The popularity of the bags continued through the next couple of decades. Magazines, pattern makers, newspapers and the feed/flour companies created articles, booklets, and even dissolving ink patterns printed right on the sacks for women to make the most out of every yard.  
Sewing contests became another popular activity, locally and nationally. Often sponsored by companies in order to show off their latest prints, woman enjoyed the opportunity to show off their sewing skills. 
This dress, (photo from the National Museum of American History) was sewn by Dorothy Overall from Caldwell, Kansas in 1959 and took second place in the Cotton Bag Sewing contest. 
Why some believe our ‘age’ of recycle/reuse/repurpose and dispose properly is a new-fangled way of thinking, I believe in some instances, such as the flour sack eras, we are ‘behind the times’. 
In my April release, When a Cowboy Says I Do a story in Western Spring Weddings, my heroine is a seamstress.
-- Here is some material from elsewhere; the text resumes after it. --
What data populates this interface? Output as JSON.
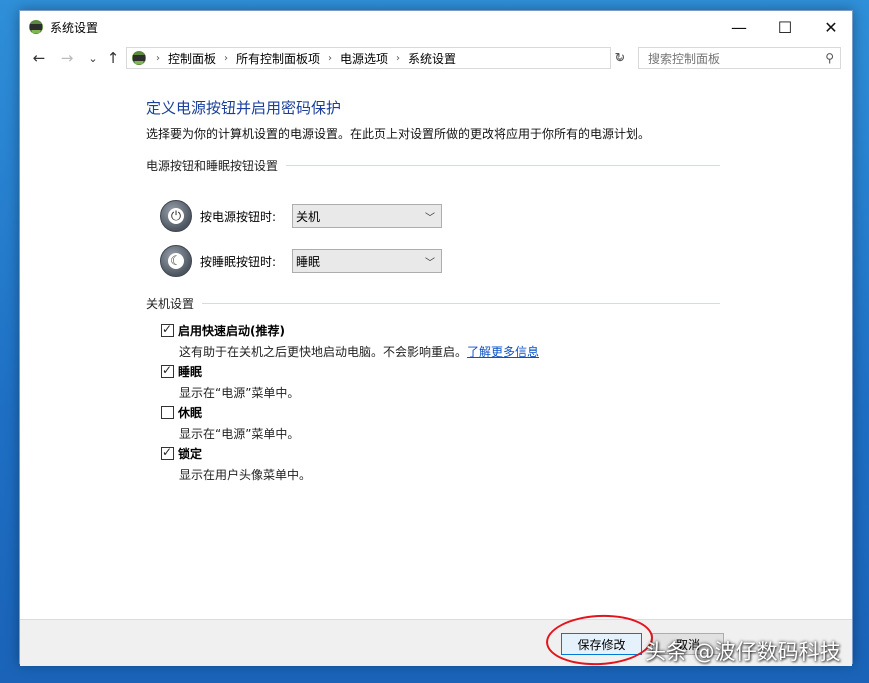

Ellie Alexander has know idea that promising to sew her best friend’s wedding gown may lead to her own spring wedding!


Andrea Downing said...

Really interesting post, Lauri. thanks for sharing all that.

Paty Jager said...

Interesting post. I remember my grandmother having some items made from flour sacks when I was a child. She especially like plain white sacks for drying dishes.

Anonymous said...

My mother had a flour sack apron that I remember well. Hand-me-downs and flour sack clothes were all she had growing up on an Oklahoma farm. Thanks for the great article.